How could a recording produce a subject? To begin with, here are two examples from the history and medicalization of sexuality. In the first volume of his History of Sexuality, Foucault has outlined for us the recording of homosexuality from the 1850’s onwards and how it has come to produce not only the psychiatric category of the homosexual as presumably pathetic and pathological but also the possibilities for its modern day offshoot: the gay subject. As well, Sandy Stone has given us an image of the recording of the transsexual identity from the 1950’s onwards, a recording in which the shoddily researched notion of gender disphoria (being born in “the wrong body”) has seeped from the clinic and into the discourses of psychology, politics, and popular culture (“The Empire Strikes Back: A Post-Transsexual Manifesto”).
Ultimately, and for us here, the most poignant recording of all is Oedipus itself.

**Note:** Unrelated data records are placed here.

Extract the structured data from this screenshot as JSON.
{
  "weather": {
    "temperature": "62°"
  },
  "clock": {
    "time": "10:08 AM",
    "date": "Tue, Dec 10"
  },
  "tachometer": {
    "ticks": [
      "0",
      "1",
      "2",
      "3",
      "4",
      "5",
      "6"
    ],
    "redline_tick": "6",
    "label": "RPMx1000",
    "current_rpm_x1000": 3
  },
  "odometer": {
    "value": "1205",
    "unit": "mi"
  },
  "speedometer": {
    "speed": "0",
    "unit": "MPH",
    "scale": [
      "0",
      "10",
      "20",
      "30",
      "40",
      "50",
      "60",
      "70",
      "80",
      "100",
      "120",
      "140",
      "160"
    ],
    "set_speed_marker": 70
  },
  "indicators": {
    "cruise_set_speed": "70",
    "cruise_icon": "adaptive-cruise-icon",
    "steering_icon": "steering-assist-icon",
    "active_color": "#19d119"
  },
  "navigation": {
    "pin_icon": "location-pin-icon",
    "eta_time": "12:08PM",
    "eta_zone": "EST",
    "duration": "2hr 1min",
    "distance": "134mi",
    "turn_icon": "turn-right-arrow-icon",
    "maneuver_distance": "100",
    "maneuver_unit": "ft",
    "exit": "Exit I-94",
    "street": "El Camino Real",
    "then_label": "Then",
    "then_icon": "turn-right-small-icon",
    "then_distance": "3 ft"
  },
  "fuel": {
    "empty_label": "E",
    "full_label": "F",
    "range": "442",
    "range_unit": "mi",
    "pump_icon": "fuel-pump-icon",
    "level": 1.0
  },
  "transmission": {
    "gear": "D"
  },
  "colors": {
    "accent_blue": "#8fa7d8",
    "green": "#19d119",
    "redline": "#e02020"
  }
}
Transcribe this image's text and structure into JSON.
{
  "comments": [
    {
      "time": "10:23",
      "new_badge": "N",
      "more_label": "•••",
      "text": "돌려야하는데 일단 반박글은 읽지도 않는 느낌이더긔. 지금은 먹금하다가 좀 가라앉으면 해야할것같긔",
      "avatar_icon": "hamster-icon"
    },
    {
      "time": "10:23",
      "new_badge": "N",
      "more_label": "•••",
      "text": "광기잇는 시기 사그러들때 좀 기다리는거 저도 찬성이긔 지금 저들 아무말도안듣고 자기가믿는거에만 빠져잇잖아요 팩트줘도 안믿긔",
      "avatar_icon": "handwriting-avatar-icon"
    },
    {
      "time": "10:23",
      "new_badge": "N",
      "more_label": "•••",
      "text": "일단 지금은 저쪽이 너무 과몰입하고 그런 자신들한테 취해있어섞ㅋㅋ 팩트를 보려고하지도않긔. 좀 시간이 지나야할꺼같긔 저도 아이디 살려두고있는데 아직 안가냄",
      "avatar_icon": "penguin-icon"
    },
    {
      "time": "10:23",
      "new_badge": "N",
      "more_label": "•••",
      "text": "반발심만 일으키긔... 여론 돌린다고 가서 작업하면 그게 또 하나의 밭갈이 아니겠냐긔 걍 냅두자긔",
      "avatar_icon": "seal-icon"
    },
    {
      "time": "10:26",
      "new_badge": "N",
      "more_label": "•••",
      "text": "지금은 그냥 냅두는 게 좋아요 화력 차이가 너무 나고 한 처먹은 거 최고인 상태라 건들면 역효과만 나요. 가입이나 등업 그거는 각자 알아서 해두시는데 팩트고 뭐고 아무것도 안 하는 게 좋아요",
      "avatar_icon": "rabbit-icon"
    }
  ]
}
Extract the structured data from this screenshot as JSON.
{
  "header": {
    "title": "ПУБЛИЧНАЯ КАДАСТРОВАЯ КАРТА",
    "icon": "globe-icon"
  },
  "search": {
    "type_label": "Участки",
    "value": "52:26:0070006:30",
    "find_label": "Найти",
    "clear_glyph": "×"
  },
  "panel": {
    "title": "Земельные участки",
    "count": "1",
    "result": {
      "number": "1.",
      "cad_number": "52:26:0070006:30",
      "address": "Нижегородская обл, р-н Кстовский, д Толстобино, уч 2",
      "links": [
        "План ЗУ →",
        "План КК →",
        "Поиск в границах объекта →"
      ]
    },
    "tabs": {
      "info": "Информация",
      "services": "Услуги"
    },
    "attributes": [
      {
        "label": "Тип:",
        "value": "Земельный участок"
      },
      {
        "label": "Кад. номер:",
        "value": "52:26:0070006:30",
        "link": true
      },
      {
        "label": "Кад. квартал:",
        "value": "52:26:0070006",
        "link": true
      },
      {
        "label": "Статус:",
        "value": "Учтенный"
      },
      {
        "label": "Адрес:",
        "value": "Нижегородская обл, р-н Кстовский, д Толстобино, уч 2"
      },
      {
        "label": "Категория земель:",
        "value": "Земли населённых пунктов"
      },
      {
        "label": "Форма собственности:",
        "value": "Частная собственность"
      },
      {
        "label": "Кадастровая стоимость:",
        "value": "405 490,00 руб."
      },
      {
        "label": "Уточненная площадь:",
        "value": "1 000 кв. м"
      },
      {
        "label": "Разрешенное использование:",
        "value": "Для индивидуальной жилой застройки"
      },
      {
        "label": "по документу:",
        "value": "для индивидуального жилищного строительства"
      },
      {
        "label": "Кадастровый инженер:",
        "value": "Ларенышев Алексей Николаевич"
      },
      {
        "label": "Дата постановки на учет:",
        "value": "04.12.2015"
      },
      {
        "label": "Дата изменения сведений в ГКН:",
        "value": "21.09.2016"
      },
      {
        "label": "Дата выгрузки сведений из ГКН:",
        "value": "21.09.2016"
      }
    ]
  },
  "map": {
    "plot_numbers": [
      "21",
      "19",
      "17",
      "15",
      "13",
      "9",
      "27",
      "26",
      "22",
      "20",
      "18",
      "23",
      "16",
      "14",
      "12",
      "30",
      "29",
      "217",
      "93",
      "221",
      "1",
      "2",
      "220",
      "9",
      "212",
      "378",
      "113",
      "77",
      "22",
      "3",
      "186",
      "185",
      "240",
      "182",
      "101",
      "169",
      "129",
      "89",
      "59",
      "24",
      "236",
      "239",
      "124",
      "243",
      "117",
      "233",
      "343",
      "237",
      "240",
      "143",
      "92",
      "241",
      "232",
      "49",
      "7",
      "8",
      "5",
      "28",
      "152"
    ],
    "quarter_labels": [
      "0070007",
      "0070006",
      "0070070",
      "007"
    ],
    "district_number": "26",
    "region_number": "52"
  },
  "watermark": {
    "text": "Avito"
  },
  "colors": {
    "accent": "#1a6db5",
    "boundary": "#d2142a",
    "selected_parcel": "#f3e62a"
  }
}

As our social delirium and fetish, Oedipus records incest and patricide as primary. Supposedly, the taboo on incest is designed to curb an already existing wish, and guilt to redress and repair the effects of that wish. Freud was quite persistent on both scores and that is precisely why he could never accept the position of the budding Melanie Klein. As far as he was concerned, she had argued that one does not feel guilty because one has murdered one’s father but rather that one phantasizes the murder of one’s father because one already feels guilty. This made no sense to him!